For the more than 160 workers then employed at the plant, for the city of Brooklyn, Ohio, and for the Cleveland area's storied history of garment-making, the arrival in 2015 of a high-end men's suitmaker to take over the closing operations of Hugo Boss AG in Brooklyn was fortuitous.
Keystone Tailored Manufacturing LLC, formed by the W Diamond Group of the Chicago area, not only stepped up to take on the skilled workforce who had labored long and hard to keep their jobs in Brooklyn, but also pledged to upgrade the facilities as it brought its made-in-America Hart Schaffner Marx suits line and other items to Ohio.
The acquisition was greased by generous grants -- $150,000 from the city of Brooklyn to retain and create jobs and payroll; a $420,000 economic development grant from JobsOhio, also apparently tied to job and payroll goals; and an offered $650,000 Cuyahoga County loan, which a county official told reporter Olivera Perkins the company never completed the paperwork on.
Brooklyn's grant had specific conditions, however: Keystone had to retain 172 jobs and create 20 more jobs by 2019 and another 20 by 2021. And the company had to maintain those jobs for at least 10 years. The company also agreed to maintain the firm's $4.6 million annual payroll, and increase it to $5.7 million by 2021.
With Keystone's Jan. 10 "WARN Notice of Plant Closing" to the Ohio Department of Jobs and Family Services -- informing the state of its intention to close the plant no later than March 11 and lay off all the 140 workers now employed there -- the city of Brooklyn has determined that Keystone will be in default of those terms. The city has also started the process of trying to claw back the full $150,000.
Keystone officials did not return a call seeking comment.
Brooklyn officials readily provided the editorial board with a copy of the city's Jan. 15 ten-day notice of breach to Keystone, and of the amended June 9, 2015 Job Creation/Retention Grant Agreement with the firm.
But what of JobsOhio's grant? Three weeks after Keystone's formal WARN letter to the state, JobsOhio still won't say whether it will seek to claw back all or some of the $420,000 grant.
"We do not comment on active company discussions," JobsOhio spokeswoman Renae Scott said via email Wednesday, adding, "however I can confirm we are engaged with Keystone Tailored Manufacturing to discuss next steps."
When asked for terms of the grant, Scott referred our editorial board to a June 2015 summary chart of grants that month, which shows that the $420,000 grant would support Keystone's creation of 20 jobs and added $600,000 annual payroll, the retention of 150 jobs and a fixed investment of $6 million.
It's not clear why the JobsOhio grant's job-retention numbers were so much less than those cited in the city of Brooklyn's jobs grant.

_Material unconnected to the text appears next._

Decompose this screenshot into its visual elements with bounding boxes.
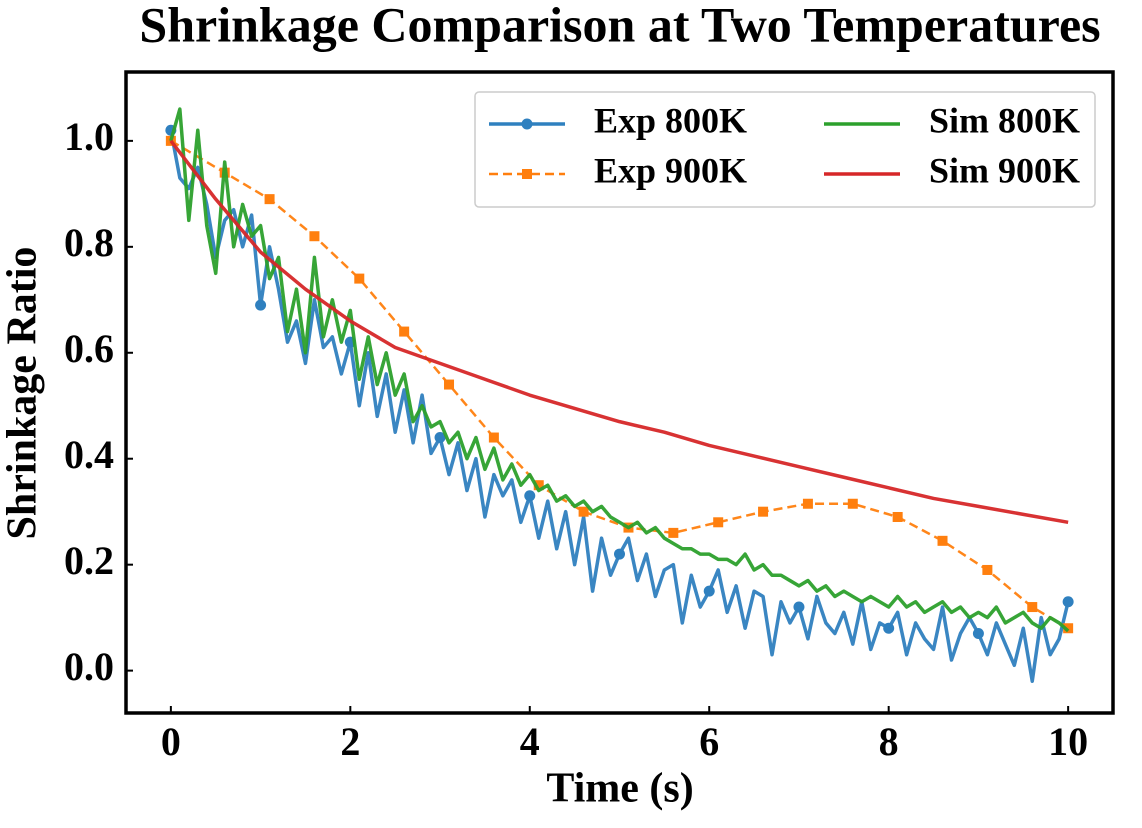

Scott refused to provide the actual terms of JobsOhio's executed agreement with Keystone, saying in a voicemail message that "JobsOhio is not an agency of the state. We're a private nonprofit. As a private nonprofit we are exempt from the Ohio public record laws."
Given that JobsOhio's budget is indirectly underwritten by state liquor monopoly profits that support the bonds that provide JobsOhio with its revenues, it's arguably a quasi public-private entity. It owes Ohioans more transparency.
But yes, in 2013, the Ohio Supreme Court determined that the Ohio legislature specifically exempted JobsOhio from most public records law -- shamefully so. The agency, it appears, isn't required to release more on its incentives, or how it enforces them, than the monthly charts and whatever is mentioned in the public version of its tax returns that a private accounting firm releases.
That's wrong. Ohio citizens deserve to know, at a minimum, how JobsOhio frames job-creation and retention requirements in its grants and how it enforces those requirements.
Kudos to the city of Brooklyn for seeking to enforce terms of its jobs grant to Keystone and claw back its citizens' money. JobsOhio, which provided nearly three times as much money, should do the same -- and if its deal with Keystone doesn't give it the same power to claw back that money, it owes the taxpayers an explanation for why not.